Erickson cites his "least favorite story" in the New Testament in which Jesus is sleeping the stern of a storm-tossed boat which he shares with experienced but terrified fishermen (Mark 4:35ff). Scott weaves this into his very personal navigation of doubt.

I will call Erickson's story and raise him one. Jesus gets word that his friend Lazarus is sick (John 11:1-44). From my point of view, he fiddle farts around for two days before going to Bethany to see his friend who dies during the delay. The disciples by this time have seen a bit of the people who want to kill their teacher. Thomas, in particular, has gotten a little fatalistic about the whole thing. I completely get Mary and Martha's distress on his arrival. Where have you been?
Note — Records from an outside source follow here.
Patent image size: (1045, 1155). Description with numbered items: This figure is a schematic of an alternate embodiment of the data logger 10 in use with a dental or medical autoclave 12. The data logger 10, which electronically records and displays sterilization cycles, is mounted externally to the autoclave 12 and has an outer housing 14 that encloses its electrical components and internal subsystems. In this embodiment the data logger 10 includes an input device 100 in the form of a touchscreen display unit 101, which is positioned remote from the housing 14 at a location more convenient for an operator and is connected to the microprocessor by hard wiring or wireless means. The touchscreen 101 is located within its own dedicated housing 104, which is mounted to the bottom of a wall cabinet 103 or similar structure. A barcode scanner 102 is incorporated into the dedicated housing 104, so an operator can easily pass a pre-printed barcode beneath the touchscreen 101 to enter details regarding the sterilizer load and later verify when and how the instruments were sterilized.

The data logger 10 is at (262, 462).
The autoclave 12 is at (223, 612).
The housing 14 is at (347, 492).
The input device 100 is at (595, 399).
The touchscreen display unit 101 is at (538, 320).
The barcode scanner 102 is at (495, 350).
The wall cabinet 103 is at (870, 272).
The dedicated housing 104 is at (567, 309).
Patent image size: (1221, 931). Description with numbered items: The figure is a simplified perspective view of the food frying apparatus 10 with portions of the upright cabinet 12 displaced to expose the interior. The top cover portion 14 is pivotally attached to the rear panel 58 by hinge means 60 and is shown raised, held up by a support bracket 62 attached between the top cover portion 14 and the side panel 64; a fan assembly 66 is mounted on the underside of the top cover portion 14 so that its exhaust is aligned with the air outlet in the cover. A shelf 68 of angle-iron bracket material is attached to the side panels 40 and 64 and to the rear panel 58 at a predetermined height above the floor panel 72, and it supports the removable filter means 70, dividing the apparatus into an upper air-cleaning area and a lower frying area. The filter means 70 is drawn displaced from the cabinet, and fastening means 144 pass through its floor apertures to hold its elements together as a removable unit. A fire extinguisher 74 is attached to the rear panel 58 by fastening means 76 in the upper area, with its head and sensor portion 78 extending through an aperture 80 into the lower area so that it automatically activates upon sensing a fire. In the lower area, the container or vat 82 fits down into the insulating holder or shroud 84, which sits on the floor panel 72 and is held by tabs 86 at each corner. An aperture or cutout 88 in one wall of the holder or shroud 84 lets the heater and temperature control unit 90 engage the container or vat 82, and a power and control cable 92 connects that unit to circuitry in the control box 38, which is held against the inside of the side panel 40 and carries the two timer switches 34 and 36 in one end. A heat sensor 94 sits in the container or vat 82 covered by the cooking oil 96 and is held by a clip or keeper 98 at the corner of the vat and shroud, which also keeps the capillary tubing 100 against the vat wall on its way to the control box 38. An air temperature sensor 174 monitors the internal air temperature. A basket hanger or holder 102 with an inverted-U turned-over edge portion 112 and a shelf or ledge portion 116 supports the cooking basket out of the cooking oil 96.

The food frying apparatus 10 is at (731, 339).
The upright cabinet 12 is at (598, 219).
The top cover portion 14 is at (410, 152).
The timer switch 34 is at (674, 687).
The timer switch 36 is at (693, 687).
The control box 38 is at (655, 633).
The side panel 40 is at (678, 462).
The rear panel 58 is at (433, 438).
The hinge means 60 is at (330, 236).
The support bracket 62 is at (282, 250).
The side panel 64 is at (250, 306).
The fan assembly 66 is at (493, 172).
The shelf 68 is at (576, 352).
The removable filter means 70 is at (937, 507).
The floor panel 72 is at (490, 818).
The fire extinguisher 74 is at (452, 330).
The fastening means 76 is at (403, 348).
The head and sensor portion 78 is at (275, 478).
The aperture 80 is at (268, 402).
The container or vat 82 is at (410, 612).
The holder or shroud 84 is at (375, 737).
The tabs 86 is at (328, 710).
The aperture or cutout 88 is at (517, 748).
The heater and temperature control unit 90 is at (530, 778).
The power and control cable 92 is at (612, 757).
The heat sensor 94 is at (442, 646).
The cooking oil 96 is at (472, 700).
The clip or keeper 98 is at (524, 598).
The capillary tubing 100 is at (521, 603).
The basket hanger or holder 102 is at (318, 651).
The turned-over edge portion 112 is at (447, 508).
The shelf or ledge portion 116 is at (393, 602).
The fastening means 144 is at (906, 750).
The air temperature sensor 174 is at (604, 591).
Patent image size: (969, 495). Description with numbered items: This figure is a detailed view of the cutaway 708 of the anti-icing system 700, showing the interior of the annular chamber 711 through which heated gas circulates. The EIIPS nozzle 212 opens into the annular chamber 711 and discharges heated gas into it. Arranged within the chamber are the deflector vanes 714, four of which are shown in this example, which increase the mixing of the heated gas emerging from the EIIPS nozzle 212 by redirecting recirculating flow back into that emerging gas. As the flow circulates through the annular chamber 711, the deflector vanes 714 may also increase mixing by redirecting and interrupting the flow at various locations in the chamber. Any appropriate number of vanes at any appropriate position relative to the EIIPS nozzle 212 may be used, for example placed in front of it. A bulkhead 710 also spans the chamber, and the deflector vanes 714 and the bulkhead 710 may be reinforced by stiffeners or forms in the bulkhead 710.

Most of us don't like to engage at an honest level with this question. We smear God's sovereignty and Romans 8:28 around on hurting people like some topical anesthetic. Let me provide clarity by scaling the problem up for you. Lord, if you had been here, Hitler, Mao, Pol Pot, and Stalin would not have killed all those people.

Jesus' response to Martha and Mary was not to intervene in the inevitable progression of what was going on with their brother. He was clearly capable of intervening and everyone knew it. His response was rather to do something entirely different, something that was to be recast and scaled up to answer infinitely greater evil and suffering.

As a Christian I really do believe something quite foolish. That Jesus entered space and time, lived among us, allowed us to torture and kill him, and then cast aside death. He didn't do this to fix our bad stuff, but to meet us in the midst of that bad stuff with a promise to ultimately transform us.

The question of faith is really the question of is this enough?